Activist Deborah de Robertis, who tagged “Me Too” on five works on display at the Centre Pompidou-Metz, including Gustave Courbet’s painting “L’origine du monde”, has just been indicted.
Militant damage
The French-Luxembourg artist who claims to be behind the action at the beginning of May at the Centre Pompidou-Metz, where five works, including Courbet’s painting “L’origine du monde”, were tagged and another stolen, has just been indicted, according to the Metz public prosecutor’s office.
She has been charged with “deliberate degradation or deterioration of cultural property” as well as theft of cultural property as part of a group, the magistrate said.
At a time when Judith Godrèche is moving the film world, Déborah de Robertis is shocking the art world, where the Me Too revolution is not widespread. Controversial, Déborah de Robertis is kept at arm’s length by her peers, who disqualify her artistic excesses and her position as a victim.
Embroidery by Annette Messager
To justify her action, the performer posted a seventeen-minute video on Vimeo, shot some ten years earlier. The film is presented as an “artistic work” and has since been removed from the platform.
It reveals the artist’s intimate relationship with Bernard Marcadé at the time. He, dressed on the bed. She, naked behind the camera. The exchange is raw. “I want you to suck me. It’s the only thing that will give me a hard-on”, says the art historian, before the camera zooms in on an embroidery by Annette Messager, hanging above her bed.
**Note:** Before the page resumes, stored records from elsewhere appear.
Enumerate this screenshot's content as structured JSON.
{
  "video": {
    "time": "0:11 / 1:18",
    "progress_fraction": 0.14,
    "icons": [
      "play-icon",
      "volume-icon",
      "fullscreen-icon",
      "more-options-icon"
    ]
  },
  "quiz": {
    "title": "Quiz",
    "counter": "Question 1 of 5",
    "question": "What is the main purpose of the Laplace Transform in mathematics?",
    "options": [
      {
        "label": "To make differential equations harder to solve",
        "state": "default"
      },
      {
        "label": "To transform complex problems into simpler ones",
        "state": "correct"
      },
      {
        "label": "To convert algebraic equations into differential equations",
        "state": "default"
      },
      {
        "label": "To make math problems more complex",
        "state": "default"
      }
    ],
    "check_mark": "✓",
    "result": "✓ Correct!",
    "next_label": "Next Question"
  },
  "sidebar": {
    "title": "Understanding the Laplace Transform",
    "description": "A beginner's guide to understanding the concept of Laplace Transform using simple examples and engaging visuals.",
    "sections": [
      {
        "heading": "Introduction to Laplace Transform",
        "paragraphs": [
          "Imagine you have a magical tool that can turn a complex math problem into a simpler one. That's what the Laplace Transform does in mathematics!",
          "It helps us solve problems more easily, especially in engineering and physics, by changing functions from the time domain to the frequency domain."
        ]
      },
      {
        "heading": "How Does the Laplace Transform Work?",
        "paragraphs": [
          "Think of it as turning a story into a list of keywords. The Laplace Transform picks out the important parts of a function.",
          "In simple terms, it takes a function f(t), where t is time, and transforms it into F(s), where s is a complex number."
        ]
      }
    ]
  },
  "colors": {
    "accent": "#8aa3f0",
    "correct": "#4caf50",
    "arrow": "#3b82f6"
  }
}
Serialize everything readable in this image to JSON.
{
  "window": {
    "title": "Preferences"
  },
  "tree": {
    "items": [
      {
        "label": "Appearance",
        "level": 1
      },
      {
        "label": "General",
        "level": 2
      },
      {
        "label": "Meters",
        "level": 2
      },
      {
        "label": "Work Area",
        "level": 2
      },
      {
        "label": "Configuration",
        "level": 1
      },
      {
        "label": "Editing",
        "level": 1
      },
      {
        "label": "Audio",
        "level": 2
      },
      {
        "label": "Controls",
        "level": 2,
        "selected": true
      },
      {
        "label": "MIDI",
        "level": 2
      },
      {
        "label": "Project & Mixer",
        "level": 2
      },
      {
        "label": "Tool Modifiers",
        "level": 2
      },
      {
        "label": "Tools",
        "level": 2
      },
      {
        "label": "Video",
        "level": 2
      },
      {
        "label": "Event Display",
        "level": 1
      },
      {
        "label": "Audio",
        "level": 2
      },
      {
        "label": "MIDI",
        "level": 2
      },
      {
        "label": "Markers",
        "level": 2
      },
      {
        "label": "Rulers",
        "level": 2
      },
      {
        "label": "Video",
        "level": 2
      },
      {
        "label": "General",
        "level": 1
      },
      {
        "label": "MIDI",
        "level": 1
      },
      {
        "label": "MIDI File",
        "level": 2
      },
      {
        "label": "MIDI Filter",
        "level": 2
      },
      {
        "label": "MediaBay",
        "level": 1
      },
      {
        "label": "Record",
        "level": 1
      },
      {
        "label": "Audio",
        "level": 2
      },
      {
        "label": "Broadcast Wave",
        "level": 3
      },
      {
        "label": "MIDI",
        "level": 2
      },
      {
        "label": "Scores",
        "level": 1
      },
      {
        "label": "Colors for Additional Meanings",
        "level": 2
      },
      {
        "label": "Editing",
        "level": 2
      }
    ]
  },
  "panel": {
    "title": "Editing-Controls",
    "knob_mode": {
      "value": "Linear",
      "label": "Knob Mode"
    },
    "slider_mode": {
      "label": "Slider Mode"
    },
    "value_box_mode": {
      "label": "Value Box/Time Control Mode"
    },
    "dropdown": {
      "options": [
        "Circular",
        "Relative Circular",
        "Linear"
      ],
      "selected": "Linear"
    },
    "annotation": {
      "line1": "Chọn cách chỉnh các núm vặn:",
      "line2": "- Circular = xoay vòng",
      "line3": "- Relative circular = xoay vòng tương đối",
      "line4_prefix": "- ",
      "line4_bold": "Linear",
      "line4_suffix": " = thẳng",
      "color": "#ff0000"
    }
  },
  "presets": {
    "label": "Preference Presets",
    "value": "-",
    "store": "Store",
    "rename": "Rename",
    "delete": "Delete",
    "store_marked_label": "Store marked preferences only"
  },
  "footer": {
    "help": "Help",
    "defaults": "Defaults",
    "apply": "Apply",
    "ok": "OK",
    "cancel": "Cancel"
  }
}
“Being placed in police custody is totally disproportionate”
Deborah de Robertis had claimed to have “reappropriated” this embroidery by Annette Messager, which came from the personal collection of an art critic who was also curator of the “Lacan, quand l’art rencontre la psychanalyse” exhibition.
Deborah de Robertis reacted: “To be placed in police custody and indicted for using my artistic freedom and my freedom of expression is completely disproportionate.” Alongside her action at the museum, she had filed a report with the Paris public prosecutor’s office against several men in the contemporary art world, describing them as “calculators”, “predators” or “censors”.
A series of militant actions
Painted in 1866, the “Origin of the World” depicts a woman’s sex. Entering the Musée d’Orsay collections in 1995, it was loaned to the Centre Pompidou-Metz as part of an exhibition dedicated to psychoanalyst Jacques Lacan, who was its last private owner.
Back in 2014, Deborah de Robertis posed half-naked, thighs spread, beneath L’Origine du monde (1866) at the Musée d’Orsay in Paris. The aim was to denounce the place of women in the art world. The Franco-Luxembourg artist was given a reminder of the law after a few hours in police custody.
Fined for stripping naked in front of the Lourdes grotto in 2018, Deborah de Robertis was released after other similar actions, notably in 2017 for showing her sex at the Louvre museum in front of “La Joconde”.